Israeli PM reconciles foreign minister, spymaster
JERUSALEM (Reuters) - Prime Minister Benjamin Netanyahu summoned Israel's top diplomat and spymaster Sunday to end a power-struggle that harmed cooperation between their agencies, a government official said.
The official gave no details of the feud between Foreign Minister Avigdor Lieberman and Mossad director Tamir Pardo, which local media said began last week over their respective roles in handling Israel's contacts abroad.
"There was a trilateral meeting today," the official said. "Points of contention were resolved. Normal cooperation has resumed."
Israel Radio said Lieberman had suspended logistical assistance and information-sharing with the Mossad, arguing that the overseas intelligence service had "interfered in, and circumvented, his realm of responsibility."
According to Israel's Channel Two television, Lieberman was upset when the Mossad arranged a 2010 visit by Netanyahu to Greece that had been held up by a wage strike at the Foreign Ministry.
The Mossad maintains secret channels of communication with foreign counterparts -- including, Israeli sources say, intelligence agencies of some countries that do not formally recognize the Jewish state.

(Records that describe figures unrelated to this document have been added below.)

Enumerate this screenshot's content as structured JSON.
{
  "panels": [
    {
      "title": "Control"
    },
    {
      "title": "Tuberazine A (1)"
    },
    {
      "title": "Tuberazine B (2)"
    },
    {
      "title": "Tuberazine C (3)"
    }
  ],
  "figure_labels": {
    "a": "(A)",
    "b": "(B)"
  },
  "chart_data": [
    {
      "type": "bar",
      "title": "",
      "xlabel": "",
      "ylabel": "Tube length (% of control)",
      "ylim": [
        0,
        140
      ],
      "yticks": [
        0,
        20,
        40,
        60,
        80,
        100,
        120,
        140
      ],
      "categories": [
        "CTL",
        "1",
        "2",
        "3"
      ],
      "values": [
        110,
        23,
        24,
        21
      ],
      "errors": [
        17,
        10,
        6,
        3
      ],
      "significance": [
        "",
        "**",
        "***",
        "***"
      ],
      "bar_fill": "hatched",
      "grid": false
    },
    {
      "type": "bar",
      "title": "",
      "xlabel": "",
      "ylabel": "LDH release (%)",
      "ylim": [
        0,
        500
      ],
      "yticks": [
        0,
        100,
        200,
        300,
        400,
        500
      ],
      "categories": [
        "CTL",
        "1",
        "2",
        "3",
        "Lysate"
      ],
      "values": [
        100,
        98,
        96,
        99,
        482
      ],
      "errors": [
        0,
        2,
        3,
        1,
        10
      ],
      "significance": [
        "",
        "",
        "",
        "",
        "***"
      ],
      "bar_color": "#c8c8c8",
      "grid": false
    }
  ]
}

Lieberman, a far-rightist within Netanyahu's conservative coalition, often clashes publicly with the prime minister on policy and has been sidelined in talks with key foreign allies.
Tamir is close to Netanyahu, a friendship established while serving under his elder brother, Yonatan, who was killed leading the 1976 rescue of airline hostages in Entebbe, Uganda.
A veteran Mossad officer, David Meidan, led last month's Egyptian-mediated prisoner exchange with Palestinian Hamas. Lieberman opposed the swap but his ministry had little sway, especially as Israel had shut down its Cairo embassy after the mission was overrun by protesters in September.
The exchange brokered by Meidan also involved Turkey, which took in some of the hundreds of freed Palestinian prisoners, and which has otherwise shunned the Netanyahu government over Israel's killing of nine Turks aboard an activist ship that tried to breach the Gaza blockade in 2010.